Tags, banderoles... À la rue, Mégane se bat pour récupérer sa maison squattée par un locataire qui ne paie pas

"Ma mère s'est sacrifiée pour cette maison, et aujourd'hui c'est moi qui suis dehors", dénonce au micro de BFMTV Mégane, qui ne peut plus accéder à sa propriété.

La trêve hivernale a débuté ce mardi 1er novembre. Et jusqu'au 31 mars 2023, toute expulsion de locataire est illégale. Au grand désespoir de Mégane Lombard, propriétaire d'une maison à Fressenneville, dans la Somme, qui a décidé de se mobiliser pour expulser un locataire impayeur.

L'homme en question "ne paye plus depuis 15 mois", déplore au micro de BFMTV la propriétaire Mégane Lombard.

Jusqu'ici, elle était hébergée par le compagnon de sa mère. Mais après le décès de cette dernière en début d'année, Mégane s'est retrouvée à la rue et à voulu récupérer la maison, déjà louée.

"Je ne veux vraiment rien lâcher"

Des procédures ont été engagées de longue date, et un avis d'expulsion avait même été prononcé en juin. Mais quatre mois plus tard, rien n'a été fait.

Mégane a donc décidé d'alerter les voisins en affichant sur la grille de la maison des panneaux "Où est la justice?", "dette 11.500€" et de taguer en lettres capitales "squatteur" sur la façade.

"Je ne veux vraiment rien lâcher. Ma mère s'est sacrifiée pour cette maison, et aujourd'hui c'est moi qui suis dehors", dénonce Mégane, désormais hébergée à Lille, chez des amis, à 150 kilomètres de là.

"Ne pas ajouter de la précarité à la précarité"

Contactée par nos confrères de France Bleu, la préfecture de la Somme indique "suivre attentivement le dossier" et assure que "le recours à la force publique" aura lieu à la fin de la trêve hivernale. Pourquoi les autorités n'ont pas souhaiter expulser le locataire avant la trêve hivernale?

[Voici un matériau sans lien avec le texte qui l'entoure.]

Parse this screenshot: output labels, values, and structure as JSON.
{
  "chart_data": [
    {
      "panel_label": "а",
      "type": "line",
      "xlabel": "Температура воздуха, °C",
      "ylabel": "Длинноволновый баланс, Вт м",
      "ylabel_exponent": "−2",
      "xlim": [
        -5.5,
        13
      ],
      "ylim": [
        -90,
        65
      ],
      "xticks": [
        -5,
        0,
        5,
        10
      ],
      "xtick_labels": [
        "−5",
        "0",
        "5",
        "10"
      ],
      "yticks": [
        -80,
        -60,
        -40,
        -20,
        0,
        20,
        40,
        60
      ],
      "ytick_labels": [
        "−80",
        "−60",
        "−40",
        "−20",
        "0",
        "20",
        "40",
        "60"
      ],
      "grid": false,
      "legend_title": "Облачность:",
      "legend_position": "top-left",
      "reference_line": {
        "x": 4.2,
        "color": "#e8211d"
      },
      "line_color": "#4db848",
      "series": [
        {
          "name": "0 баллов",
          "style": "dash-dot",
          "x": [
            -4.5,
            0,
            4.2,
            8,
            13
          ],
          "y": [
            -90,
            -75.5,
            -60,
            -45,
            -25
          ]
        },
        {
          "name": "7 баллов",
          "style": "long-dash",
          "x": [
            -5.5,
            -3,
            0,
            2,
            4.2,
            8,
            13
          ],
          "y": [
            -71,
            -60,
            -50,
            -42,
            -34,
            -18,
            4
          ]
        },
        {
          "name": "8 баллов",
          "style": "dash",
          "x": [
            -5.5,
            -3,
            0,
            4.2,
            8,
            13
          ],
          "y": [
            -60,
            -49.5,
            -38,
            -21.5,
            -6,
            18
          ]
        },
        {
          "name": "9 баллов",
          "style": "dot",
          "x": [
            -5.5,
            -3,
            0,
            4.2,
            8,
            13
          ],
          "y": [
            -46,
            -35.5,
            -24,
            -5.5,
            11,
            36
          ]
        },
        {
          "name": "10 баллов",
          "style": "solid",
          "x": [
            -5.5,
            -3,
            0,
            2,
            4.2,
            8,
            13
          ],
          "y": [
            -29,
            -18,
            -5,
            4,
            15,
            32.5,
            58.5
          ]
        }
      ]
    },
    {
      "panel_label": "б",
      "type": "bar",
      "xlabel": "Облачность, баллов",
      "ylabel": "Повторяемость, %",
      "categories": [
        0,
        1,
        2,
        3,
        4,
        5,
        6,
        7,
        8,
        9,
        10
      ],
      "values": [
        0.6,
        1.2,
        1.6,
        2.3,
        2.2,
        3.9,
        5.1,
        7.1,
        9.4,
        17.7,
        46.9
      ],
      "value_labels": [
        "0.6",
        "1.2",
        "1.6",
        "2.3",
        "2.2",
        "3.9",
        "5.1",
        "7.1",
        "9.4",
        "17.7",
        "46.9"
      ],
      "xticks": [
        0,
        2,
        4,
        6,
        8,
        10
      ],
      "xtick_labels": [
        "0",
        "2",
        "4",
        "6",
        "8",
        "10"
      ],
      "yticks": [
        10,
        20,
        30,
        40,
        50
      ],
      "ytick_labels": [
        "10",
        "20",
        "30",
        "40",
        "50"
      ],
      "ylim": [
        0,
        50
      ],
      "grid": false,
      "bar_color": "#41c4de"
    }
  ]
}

"Pour ne pas ajouter de la précarité à la précarité", justifie la sous-prèfete d'Abbeville.

Auprès de nos confrères, le locataire assure chercher une solution de relogement. "Je suis désolé de ce qui arrive, mais bon, c'est comme cela. J'ai fait plein de demandes avec l'assistant social, mais les procédures sont un peu longues. La préfecture a donné son accord pour que l'on reste jusqu'à début avril, je pense qu'il faut être patient et attendre d'être relogé dans les plus brefs délais", explique-t-il.